Une fois le diaphragme contracté, il s’obstine souvent après à le rester. Ce muscle fin reste crispé et tend à faire durer des émotions désagréables. On rentre dans un cercle vicieux car avoir une tension au niveau du plexus est stressant et le stress renforce la tension. Si l’on n’y prend pas garde ou si l’on ne comprend pas la raison de son mal cela pourrait alors empirer avec crises de panique, insomnies voire dépression.


La respiration est le reflet de nos émotions


Certains considèrent le diaphragme comme étant le siège des émotions. On lui donne d’ailleurs aussi le nom de « grand muscle de l’émotion ». Avoir le souffle court par exemple, découle d’un état émotionnel. Ce n’est pas la respiration qui change en elle-même mais le corps qui en réponse à ces émotions, se raidit, se durcit et l’esprit, lui, se focalise sur la difficulté. La respiration reflète donc notre état psychologique. Inconsciemment nous bloquons souvent notre respiration (et donc notre diaphragme) lorsque nous sommes concentrés ou face à une situation riche en émotion. C’est comme si nous voulions nous empêcher de ressentir ces émotions qui pourraient nous perturber. Autant nous bloquons notre respiration, autant nous bloquons et gardons nos émotions à l’intérieur. Sachez que libérer son diaphragme peut alors signifier libérer un flot d’émotions enfouies. Ne soyez donc pas surpris si quelques larmes ou rires incontrôlés vous viennent.

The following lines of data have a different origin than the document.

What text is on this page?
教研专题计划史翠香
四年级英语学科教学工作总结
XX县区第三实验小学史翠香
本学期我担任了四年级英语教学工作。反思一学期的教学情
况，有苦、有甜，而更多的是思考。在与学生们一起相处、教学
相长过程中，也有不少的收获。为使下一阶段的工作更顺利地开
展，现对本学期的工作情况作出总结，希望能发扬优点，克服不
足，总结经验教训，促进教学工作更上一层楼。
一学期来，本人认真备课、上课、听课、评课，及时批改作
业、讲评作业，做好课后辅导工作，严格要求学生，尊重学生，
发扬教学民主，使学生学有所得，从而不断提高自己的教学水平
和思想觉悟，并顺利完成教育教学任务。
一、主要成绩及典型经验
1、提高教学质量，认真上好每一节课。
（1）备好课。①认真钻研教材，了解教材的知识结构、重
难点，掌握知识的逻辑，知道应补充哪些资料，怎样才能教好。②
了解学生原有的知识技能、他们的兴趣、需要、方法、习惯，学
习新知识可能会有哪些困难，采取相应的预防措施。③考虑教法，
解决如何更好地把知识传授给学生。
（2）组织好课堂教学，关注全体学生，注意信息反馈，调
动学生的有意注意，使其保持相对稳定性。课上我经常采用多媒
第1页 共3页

Le Plexus solaire que l’on appelle aussi « creux de l’estomac » se situe entre la pointe du sternum et le nombril. Dans certaines traditions, on associe le plexus solaire à un centre énergétique qui est lié à la confiance en soi, la motivation mais aussi au pouvoir et à la colère. Réussir à libérer et détendre à nouveau son diaphragme (et son plexus) pour bien respirer, c’est retrouver une aisance respiratoire (fluide et régulière) et une sensation de bien-être profond. Le plexus solaire est aussi un centre nerveux car de nombreux nerfs rayonnent (solaire) de cet endroit et innervent notamment les organes de l’abdomen (système nerveux sympathique).

​Comment se comporte le diaphragme lors de la respiration ?

Lors de l’inspiration, les fibres musculaires du diaphragme se raccourcissent en se contractant et entrainent le centre du diaphragme vers le bas. Pour cela il faut lutter contre la pression abdominale et pousser le foie, l’estomac et les autres organes vers le bas. Le muscle transverse de l’abdomen (ventre et bas-ventre) se détend. L’abaissement du diaphragme crée une dépression (vide) dans les poumons qui aspire alors l’air extérieur. Lors de l’expiration, les muscles du diaphragme se détendent et s’allongent grâce à la pression abdominale et l’action du muscle transverse qui se retend (abdomen). Les organes de l’abdomen remontent et reprennent leurs places en poussant le centre du diaphragme vers le haut.